François Chérèque et Bernard Thibaut ont fait valoir cette semaine leur mécontentement sur la façon dont le gouvernement s’apprête à légiférer sur le temps de travail, en des termes qui montrent que celui-ci a touché un point extrêmement sensible du dialogue social.
Le projet de loi en question a pour objet principal la représentativité, est devait normalement retranscrire le texte sur lequel la CGT et la CFDT se sont mis d’accord avec le Médef, texte intitulé « position commune ».
Les partenaires sociaux considèrent qu’à partir du moment où ils se sont mis d’accord sur un sujet, le gouvernement n’a normalement pas à modifier dans un sens ou dans un autre cet accord.
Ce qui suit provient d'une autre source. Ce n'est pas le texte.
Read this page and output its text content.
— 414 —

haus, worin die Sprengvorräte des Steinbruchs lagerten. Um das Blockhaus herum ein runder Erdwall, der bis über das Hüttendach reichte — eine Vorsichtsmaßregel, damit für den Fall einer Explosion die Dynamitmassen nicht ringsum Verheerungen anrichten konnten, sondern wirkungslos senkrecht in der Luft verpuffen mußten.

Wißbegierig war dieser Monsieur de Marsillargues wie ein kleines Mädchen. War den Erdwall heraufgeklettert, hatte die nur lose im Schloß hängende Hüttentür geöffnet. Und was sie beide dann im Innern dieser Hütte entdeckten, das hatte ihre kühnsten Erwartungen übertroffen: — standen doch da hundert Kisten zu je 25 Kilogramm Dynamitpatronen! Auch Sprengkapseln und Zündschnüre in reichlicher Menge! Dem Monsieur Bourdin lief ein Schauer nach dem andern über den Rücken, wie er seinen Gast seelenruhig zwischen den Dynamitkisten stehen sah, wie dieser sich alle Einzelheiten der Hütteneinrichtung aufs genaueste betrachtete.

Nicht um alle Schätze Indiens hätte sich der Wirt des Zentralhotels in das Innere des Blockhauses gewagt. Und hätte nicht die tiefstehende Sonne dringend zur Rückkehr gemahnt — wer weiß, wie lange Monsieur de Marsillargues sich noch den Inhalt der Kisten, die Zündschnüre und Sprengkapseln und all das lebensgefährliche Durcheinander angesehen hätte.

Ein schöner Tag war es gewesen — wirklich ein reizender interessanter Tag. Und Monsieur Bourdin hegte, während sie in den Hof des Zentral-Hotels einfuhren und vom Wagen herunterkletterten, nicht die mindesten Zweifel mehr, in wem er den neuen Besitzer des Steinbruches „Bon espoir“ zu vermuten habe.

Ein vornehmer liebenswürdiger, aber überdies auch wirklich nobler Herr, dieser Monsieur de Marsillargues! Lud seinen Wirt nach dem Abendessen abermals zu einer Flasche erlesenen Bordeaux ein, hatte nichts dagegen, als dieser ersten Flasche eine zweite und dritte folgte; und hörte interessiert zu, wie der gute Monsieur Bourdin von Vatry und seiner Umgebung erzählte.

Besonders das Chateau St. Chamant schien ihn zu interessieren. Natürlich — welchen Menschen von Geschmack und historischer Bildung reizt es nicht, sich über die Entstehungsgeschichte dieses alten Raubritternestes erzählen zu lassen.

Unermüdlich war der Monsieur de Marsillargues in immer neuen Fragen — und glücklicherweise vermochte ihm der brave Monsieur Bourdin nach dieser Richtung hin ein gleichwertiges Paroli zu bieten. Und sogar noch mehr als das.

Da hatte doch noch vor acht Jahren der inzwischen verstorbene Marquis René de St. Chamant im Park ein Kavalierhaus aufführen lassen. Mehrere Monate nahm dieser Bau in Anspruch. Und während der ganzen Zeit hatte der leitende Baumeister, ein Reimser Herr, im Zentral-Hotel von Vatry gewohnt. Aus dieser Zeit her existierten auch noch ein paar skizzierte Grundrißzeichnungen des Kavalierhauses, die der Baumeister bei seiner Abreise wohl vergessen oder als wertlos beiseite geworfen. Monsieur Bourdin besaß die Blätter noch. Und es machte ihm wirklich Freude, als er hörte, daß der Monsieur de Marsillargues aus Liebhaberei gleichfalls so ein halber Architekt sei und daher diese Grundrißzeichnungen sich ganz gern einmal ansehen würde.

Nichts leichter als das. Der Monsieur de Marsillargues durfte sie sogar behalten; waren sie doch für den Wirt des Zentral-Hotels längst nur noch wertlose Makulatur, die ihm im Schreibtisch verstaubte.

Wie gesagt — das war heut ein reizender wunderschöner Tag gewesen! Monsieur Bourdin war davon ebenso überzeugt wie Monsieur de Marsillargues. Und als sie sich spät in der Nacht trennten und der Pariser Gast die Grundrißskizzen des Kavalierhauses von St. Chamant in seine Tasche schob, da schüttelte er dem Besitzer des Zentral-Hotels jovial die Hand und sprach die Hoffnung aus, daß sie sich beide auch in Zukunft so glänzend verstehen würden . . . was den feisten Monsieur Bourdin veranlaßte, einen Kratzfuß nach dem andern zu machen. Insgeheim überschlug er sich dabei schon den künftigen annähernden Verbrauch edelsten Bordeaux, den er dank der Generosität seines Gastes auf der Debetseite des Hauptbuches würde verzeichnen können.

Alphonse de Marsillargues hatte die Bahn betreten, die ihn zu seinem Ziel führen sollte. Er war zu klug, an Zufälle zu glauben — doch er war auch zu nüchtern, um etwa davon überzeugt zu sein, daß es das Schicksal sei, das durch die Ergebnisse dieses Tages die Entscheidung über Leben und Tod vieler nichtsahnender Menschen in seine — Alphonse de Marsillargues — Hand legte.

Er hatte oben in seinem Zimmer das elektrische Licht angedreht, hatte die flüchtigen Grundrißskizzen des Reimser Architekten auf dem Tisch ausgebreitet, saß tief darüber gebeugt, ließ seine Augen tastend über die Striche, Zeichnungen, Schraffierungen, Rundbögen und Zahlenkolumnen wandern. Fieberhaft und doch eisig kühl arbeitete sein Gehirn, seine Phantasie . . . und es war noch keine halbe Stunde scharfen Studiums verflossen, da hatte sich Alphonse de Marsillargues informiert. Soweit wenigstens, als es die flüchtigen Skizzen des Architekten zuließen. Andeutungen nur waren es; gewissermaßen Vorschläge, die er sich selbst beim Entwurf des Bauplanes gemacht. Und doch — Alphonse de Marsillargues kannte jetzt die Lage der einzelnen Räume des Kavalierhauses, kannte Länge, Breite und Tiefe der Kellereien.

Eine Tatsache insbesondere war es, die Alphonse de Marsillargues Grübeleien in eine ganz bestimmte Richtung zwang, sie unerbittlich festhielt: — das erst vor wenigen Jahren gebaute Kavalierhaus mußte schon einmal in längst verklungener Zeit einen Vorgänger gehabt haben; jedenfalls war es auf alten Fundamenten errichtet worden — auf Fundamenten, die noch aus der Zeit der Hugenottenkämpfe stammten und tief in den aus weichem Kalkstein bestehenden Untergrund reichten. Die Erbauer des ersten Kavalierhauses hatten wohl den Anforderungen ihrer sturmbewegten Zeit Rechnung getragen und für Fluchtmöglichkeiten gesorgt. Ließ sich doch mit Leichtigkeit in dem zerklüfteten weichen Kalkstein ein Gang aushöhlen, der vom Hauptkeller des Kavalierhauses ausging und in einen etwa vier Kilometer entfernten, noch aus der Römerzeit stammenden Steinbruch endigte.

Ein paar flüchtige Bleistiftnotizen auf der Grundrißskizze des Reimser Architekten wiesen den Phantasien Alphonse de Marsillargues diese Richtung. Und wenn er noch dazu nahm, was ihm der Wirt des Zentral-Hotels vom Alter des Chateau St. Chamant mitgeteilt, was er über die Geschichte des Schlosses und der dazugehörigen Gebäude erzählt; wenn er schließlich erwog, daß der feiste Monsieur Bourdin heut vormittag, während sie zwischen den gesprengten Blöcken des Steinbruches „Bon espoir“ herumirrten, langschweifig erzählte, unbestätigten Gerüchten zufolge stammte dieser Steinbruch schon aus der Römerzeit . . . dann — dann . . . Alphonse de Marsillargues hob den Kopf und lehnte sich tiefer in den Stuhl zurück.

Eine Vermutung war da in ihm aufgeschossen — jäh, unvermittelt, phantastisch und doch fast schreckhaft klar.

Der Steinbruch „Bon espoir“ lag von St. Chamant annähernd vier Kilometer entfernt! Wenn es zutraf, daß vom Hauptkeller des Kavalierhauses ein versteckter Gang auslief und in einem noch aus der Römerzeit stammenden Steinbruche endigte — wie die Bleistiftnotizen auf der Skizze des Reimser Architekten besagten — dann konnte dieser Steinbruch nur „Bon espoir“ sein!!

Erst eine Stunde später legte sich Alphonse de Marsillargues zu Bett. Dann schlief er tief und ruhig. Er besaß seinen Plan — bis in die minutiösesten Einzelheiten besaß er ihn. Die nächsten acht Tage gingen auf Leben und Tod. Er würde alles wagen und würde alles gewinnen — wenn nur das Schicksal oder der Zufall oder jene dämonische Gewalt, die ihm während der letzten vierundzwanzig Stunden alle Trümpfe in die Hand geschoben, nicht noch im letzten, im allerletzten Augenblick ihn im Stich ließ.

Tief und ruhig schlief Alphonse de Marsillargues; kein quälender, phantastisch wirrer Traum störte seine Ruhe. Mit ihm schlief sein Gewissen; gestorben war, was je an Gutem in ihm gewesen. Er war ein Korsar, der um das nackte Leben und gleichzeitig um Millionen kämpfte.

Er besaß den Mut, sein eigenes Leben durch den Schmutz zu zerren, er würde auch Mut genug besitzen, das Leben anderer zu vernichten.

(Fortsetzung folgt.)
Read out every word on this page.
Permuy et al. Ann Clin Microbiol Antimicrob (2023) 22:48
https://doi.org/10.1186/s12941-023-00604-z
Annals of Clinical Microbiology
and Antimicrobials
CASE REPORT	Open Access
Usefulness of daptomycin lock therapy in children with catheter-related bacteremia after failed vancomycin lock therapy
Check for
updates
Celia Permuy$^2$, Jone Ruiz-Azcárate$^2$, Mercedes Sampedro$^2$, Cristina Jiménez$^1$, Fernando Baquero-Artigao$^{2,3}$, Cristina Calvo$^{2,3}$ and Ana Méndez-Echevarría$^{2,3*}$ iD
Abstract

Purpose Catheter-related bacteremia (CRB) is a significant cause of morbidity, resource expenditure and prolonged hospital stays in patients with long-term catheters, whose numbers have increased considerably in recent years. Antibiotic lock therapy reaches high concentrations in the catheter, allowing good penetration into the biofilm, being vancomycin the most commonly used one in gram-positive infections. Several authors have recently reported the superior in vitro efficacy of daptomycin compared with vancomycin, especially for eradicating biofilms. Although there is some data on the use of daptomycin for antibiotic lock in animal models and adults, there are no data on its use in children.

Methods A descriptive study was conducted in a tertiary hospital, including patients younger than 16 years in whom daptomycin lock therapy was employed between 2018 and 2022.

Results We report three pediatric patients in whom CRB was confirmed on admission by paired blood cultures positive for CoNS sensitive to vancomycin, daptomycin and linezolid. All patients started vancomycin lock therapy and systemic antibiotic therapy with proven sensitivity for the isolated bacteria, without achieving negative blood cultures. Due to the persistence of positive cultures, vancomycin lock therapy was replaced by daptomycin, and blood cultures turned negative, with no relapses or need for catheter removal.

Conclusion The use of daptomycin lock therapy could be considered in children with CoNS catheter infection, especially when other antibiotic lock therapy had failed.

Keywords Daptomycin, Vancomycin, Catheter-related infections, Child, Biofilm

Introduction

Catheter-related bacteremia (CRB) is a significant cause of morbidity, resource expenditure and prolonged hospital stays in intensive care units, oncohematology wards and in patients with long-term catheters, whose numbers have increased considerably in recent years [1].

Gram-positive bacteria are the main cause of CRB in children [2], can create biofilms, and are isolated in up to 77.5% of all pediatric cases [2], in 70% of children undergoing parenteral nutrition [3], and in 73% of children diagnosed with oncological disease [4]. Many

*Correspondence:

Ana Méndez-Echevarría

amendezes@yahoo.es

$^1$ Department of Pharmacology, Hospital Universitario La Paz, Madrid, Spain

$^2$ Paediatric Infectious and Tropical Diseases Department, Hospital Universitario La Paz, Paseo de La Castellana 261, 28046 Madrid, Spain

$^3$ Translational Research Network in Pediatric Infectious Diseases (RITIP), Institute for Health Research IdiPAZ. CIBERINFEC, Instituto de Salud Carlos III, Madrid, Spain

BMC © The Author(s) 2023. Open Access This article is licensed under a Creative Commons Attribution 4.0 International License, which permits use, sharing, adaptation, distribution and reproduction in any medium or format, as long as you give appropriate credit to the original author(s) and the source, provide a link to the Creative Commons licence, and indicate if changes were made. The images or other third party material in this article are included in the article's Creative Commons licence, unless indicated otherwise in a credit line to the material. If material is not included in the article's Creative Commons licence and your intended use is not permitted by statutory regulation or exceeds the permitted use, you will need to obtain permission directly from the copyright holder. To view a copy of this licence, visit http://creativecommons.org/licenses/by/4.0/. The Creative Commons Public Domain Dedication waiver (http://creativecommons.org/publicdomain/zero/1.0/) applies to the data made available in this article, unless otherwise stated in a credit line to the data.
Cette position a été notamment respectée en ce qui concerne l’accord interprofessionnel sur la formation et la loi qui a suivi,qui datent de 2003.
On notera ici que cette position n’est acceptable que si l’accord en question ne se fait pas au détriment de catégories de la population non représentées dans la négociation, ou ne débouche pas sur des décisions incompatibles avec les engagements de la France (droit communautaire part exemple ) mais je ne connais pas de cas où la question s’est posée.
Le gouvernement peut aussi renforcer l’accord en y consacrant des moyens. Pour reprendre le cas du DIF , il aurait pu abonder le système.
Il reste que le gouvernement dans ces cas là n’a pratiquement aucune marge de manœuvre s’il veut respecter la négociation sociale, et que les députés n’en ont pas non plus, ce qui peut ne pas leur plaire.
Depuis plusieurs décennies, le cas ne se présentait guère, le gouvernement ayant pris l’habitude de légiférer en ne s’appuyant pas sur la négociation mais en se contentant de consulter les partenaires sociaux.
Progressivement, le pouvoir a pris conscience qu’un tel comportement contribuait à affaiblit les syndicats. La gauche française ayant tendance à vouloir décider le social (elle considère qu’elle est forcément sociale), c’est la droite qui a commencé à partir de 2002 à inciter les partenaires sociaux à se mettre d’accord avant de légiférer. Depuis, la gauche a évolué sur le sujet. Ségolène Royal prévoyait dans son programme de convoquer de grandes conférences pour débattre d’un tas de sujet (y compris de sujets en dehors du champ normal du pouvoir, mais on est là dans les coutumes françaises, parfois partagées par la droite, surtout quand elle est dirigée par un activiste à tout crin).
Le gouvernement Fillon, bien décidé à avancer sur les thèmes du contrat de travail et de sa rupture ainsi que celui de la représentativité syndicale, a donc demandé aux partenaires sociaux de se mettre d’accord, avec la menace de légiférer seul en cas de non aboutissement. Dans les deux cas, les négociations ont débouché sur un accord, non signé par toutes les parties, mais par une majorité d’entre elles.
Dans le cas de la représentativité, la CGT est signataire à coté du Médef et de la CFDT, mais pas FO, qui craint de se faire marginaliser.
Or le gouvernement modifie un point de l’accord (dit position commune), concernant le temps de travail : les signataires ont prévus la possibilité pour les entreprises de déroger au contingent maximum d’heures supplémentaires, sous la condition d’un accord majoritaire des organisations représentatives (c'est-à-dire signé par des syndicats ayant obtenu plus de 50% des voix). Le texte gouvernemental prévoit la possibilité pour la direction de choisir les salariés à qui il fait profiter de la mesure (comme dans la loi TEPA d’ailleurs) et limite à 30% le poids nécessaire pour les signataires.
La presse présente ce coup de canif comme une concession aux députés. En réalité, d’après des sources bien informées, le ministère du travail a fait savoir au groupe UMP que si des députés voulaient se faire remarquer en proposant des amendements, le ministère se ferait un plaisir de leur proposer discrètement des idées.
Les syndicats sont doublement furieux : sur le principe (le Médef a décidé de les soutenir) et sur le sujet (le temps de travail), particulièrement chatouilleux pour la CFDT. Le gouvernement réplique que le thème du temps de travail faisait partie du programme sur lequel il a été élu.
Affaire à suivre. J’espère avoir le temps de revenir rapidement sur d’autres aspects de cette affaire, mais j’ai déjà été long.